Housing benefits, for instance. Instead of making them available as soon as one becomes a citizen, the Government can make them available only after 10 years.
Another example is health benefits. The Government can also tweak its policy on hospitalisation to make it a graduated scheme where the longer you are a citizen, the higher your subsidy. Such measures would iron out the social inequities that currently exist between Singapore-born and new citizens.

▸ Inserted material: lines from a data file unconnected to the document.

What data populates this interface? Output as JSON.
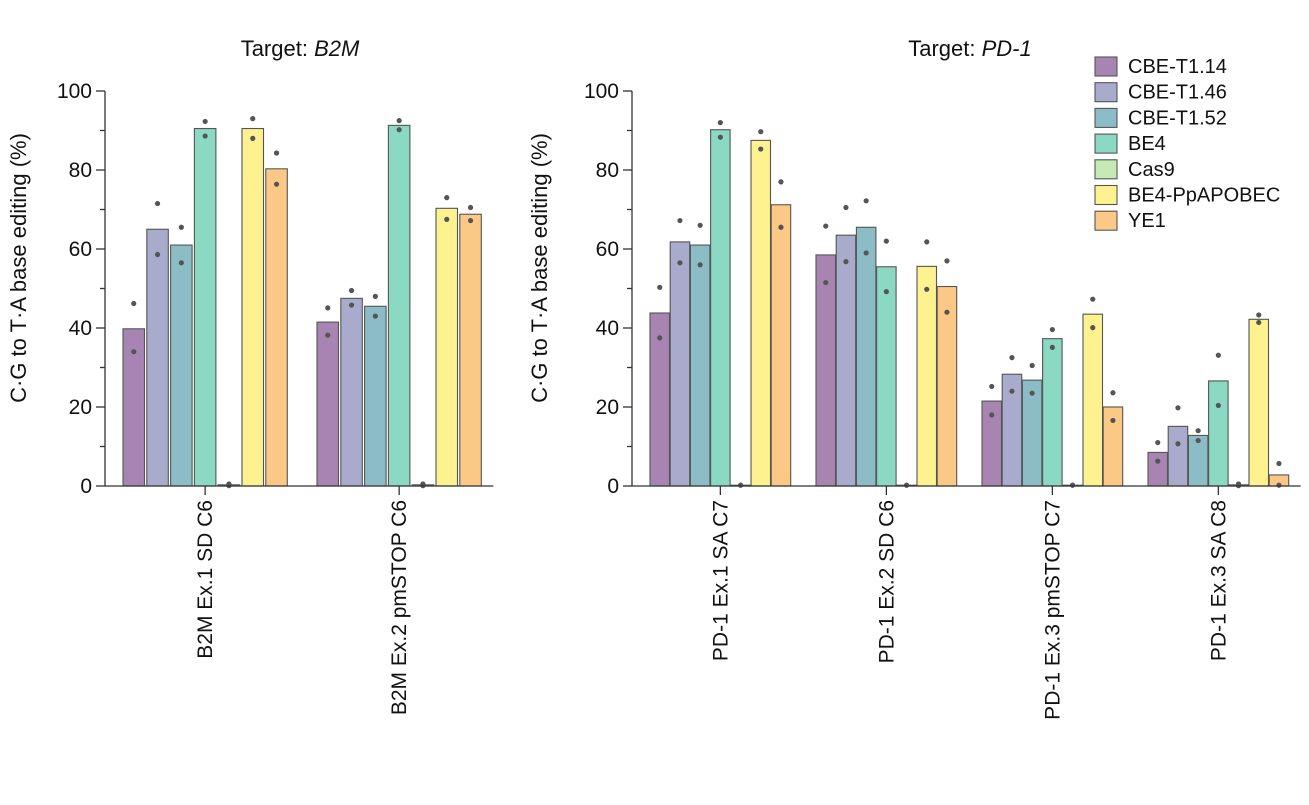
{
  "colors": {
    "CBE-T1.14": "#a784b2",
    "CBE-T1.46": "#a9abcc",
    "CBE-T1.52": "#8cbdc6",
    "BE4": "#8bd8c3",
    "Cas9": "#c7e9b4",
    "BE4-PpAPOBEC": "#fdf190",
    "YE1": "#fbc886"
  },
  "legend": [
    "CBE-T1.14",
    "CBE-T1.46",
    "CBE-T1.52",
    "BE4",
    "Cas9",
    "BE4-PpAPOBEC",
    "YE1"
  ],
  "chart_data": [
    {
      "type": "bar",
      "title_prefix": "Target: ",
      "title_target": "B2M",
      "ylabel": "C·G to T·A base editing (%)",
      "ylim": [
        0,
        100
      ],
      "yticks": [
        0,
        20,
        40,
        60,
        80,
        100
      ],
      "categories": [
        "B2M Ex.1 SD C6",
        "B2M Ex.2 pmSTOP C6"
      ],
      "series": [
        {
          "name": "CBE-T1.14",
          "values": [
            39.8,
            41.5
          ],
          "points": [
            [
              46.2,
              34.0
            ],
            [
              45.1,
              38.2
            ]
          ]
        },
        {
          "name": "CBE-T1.46",
          "values": [
            65.0,
            47.5
          ],
          "points": [
            [
              71.5,
              58.6
            ],
            [
              49.5,
              45.8
            ]
          ]
        },
        {
          "name": "CBE-T1.52",
          "values": [
            61.0,
            45.5
          ],
          "points": [
            [
              65.5,
              56.5
            ],
            [
              48.0,
              43.0
            ]
          ]
        },
        {
          "name": "BE4",
          "values": [
            90.5,
            91.3
          ],
          "points": [
            [
              92.3,
              88.6
            ],
            [
              92.5,
              90.2
            ]
          ]
        },
        {
          "name": "Cas9",
          "values": [
            0.3,
            0.3
          ],
          "points": [
            [
              0.5,
              0.1
            ],
            [
              0.5,
              0.1
            ]
          ]
        },
        {
          "name": "BE4-PpAPOBEC",
          "values": [
            90.5,
            70.3
          ],
          "points": [
            [
              93.0,
              88.0
            ],
            [
              73.0,
              67.5
            ]
          ]
        },
        {
          "name": "YE1",
          "values": [
            80.3,
            68.8
          ],
          "points": [
            [
              84.3,
              76.4
            ],
            [
              70.5,
              67.2
            ]
          ]
        }
      ]
    },
    {
      "type": "bar",
      "title_prefix": "Target: ",
      "title_target": "PD-1",
      "ylabel": "C·G to T·A base editing (%)",
      "ylim": [
        0,
        100
      ],
      "yticks": [
        0,
        20,
        40,
        60,
        80,
        100
      ],
      "categories": [
        "PD-1 Ex.1 SA C7",
        "PD-1 Ex.2 SD C6",
        "PD-1 Ex.3 pmSTOP C7",
        "PD-1 Ex.3 SA C8"
      ],
      "series": [
        {
          "name": "CBE-T1.14",
          "values": [
            43.8,
            58.5,
            21.5,
            8.5
          ],
          "points": [
            [
              50.3,
              37.5
            ],
            [
              65.8,
              51.5
            ],
            [
              25.2,
              18.0
            ],
            [
              11.0,
              6.3
            ]
          ]
        },
        {
          "name": "CBE-T1.46",
          "values": [
            61.8,
            63.5,
            28.3,
            15.1
          ],
          "points": [
            [
              67.2,
              56.5
            ],
            [
              70.5,
              56.8
            ],
            [
              32.5,
              24.0
            ],
            [
              19.8,
              10.7
            ]
          ]
        },
        {
          "name": "CBE-T1.52",
          "values": [
            61.0,
            65.5,
            26.8,
            12.8
          ],
          "points": [
            [
              66.0,
              56.0
            ],
            [
              72.2,
              59.0
            ],
            [
              30.5,
              23.5
            ],
            [
              14.0,
              11.5
            ]
          ]
        },
        {
          "name": "BE4",
          "values": [
            90.2,
            55.5,
            37.3,
            26.6
          ],
          "points": [
            [
              92.0,
              88.3
            ],
            [
              62.0,
              49.2
            ],
            [
              39.6,
              35.1
            ],
            [
              33.1,
              20.4
            ]
          ]
        },
        {
          "name": "Cas9",
          "values": [
            0.2,
            0.2,
            0.2,
            0.3
          ],
          "points": [
            [
              0.2,
              0.2
            ],
            [
              0.2,
              0.2
            ],
            [
              0.2,
              0.2
            ],
            [
              0.5,
              0.1
            ]
          ]
        },
        {
          "name": "BE4-PpAPOBEC",
          "values": [
            87.5,
            55.6,
            43.5,
            42.2
          ],
          "points": [
            [
              89.7,
              85.3
            ],
            [
              61.8,
              49.8
            ],
            [
              47.3,
              40.1
            ],
            [
              43.3,
              41.4
            ]
          ]
        },
        {
          "name": "YE1",
          "values": [
            71.2,
            50.5,
            20.0,
            2.8
          ],
          "points": [
            [
              77.0,
              65.5
            ],
            [
              57.0,
              44.0
            ],
            [
              23.6,
              16.6
            ],
            [
              5.7,
              0.2
            ]
          ]
        }
      ]
    }
  ]
}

After all, as Mr, Ngiam pointed out, 'existing citizens would have paid for those social services over a lifetime of tax payments; the new citizens would not'.
Graduating benefits are nothing new. Many employers, including the civil service, vary annual leave eligibility according to length of service. Some begin with seven days for new employees and raise it to 10 after five years of service, and so on. Long service awards are also given out according to the number of years served.
If migration these days is 'economics-driven', it is perfectly logical for the host country to vary the quantum of social benefits to new immigrants on an economics basis. Such graduated schemes will also have the desired effect of slowing population import, which Prime Minister Lee Hsien Loong touched on recently.
As the Government is still searching for ways and means to make existing citizens feel better about its liberal immigration policy and urging them to welcome new citizens with open arms, one other way to achieve this goal is to increase social benefits for the Singapore-born. Make hospitalisation benefits free for Singaporeans at age 62. Such a measure will be greeted warmly by people and make them feel treasured.